Tan sólo en España, este tipo de comercio facturó más de 22 millones de euros el último año y sus ventas crecieron, en 2001, en un 24%. El comercio justo está al alza y parece que está sabiendo sortear la crisis mejor que el comercio tradicional.
“Tras 50 años de historia, el comercio justo ha dejado de verse como una utopía a ser un movimiento global a tener en cuenta”, explica la Coordinadora Estatal de Comercio Justo de España (CECJ). Sus productos, artesanía, ropa y sobre todo, alimentación, no sólo se encuentran en las tiendas especializadas o de las ONG, también en grandes superficies y supermercados. Quizás este gran salto a los canales de distribución habitual haya hecho que la demanda de estos productos sea cada vez mayor; muchos consumidores se quejaban de la dificultad de encontrar este tipo de productos para llenar sus carritos en la compra.
En la actualidad, el café o el té de comercio justo se puede encontrar en la mayoría de las estanterías de supermercados. Y concretamente, es en este sector, el de la alimentación, donde el crecimiento de ventas ha sido mayor. Así, por ejemplo, en España, siete de cada diez productos de comercio justo que se venden pertenecen a la alimentación. Actualmente, 65 mil empresas transnacionales controlan casi el 30% de la actividad económica mundial, según datos de Naciones Unidas. Estas empresas aportan menos del 1% de la fuerza laboral empleada. Para las organizaciones que apoyan otra manera de comerciar esta brecha es una de las causas de la necesidad de un comercio más justo, ético y responsable.
El comercio justo nació con la motivación de ser una alternativa de mercado real para acabar con las reglas injustas del mercado internacional que obligan a millones de personas en el mundo a vivir explotados y sumidas en la pobreza.
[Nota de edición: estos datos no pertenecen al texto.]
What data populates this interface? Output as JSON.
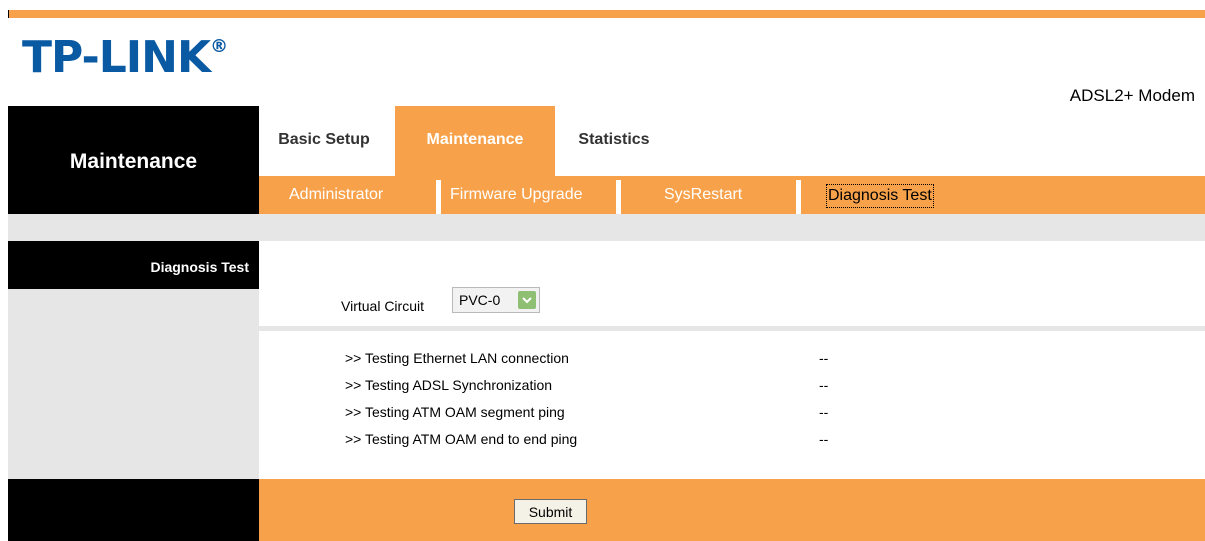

Este intercambio asegura a los productores un precio mínimo de compra que les garantiza una vida y un trabajo dignos. Además, apoya el consumo responsable, apuesta por productos que no dañen el medio ambiente y lucha contra la explotación, especialmente la infantil y la de la mujer.
Como consumidores responsables entendemos que con ese precio un poquito mayor estamos aportando dignidad a las familias que lo producen. Sin embargo, somos los ciudadanos los que tenemos que dar un golpe en la mesa. Hemos visto que vivimos en un modelo injusto que nos ha llevado a una crisis injusta. ¡Actuemos!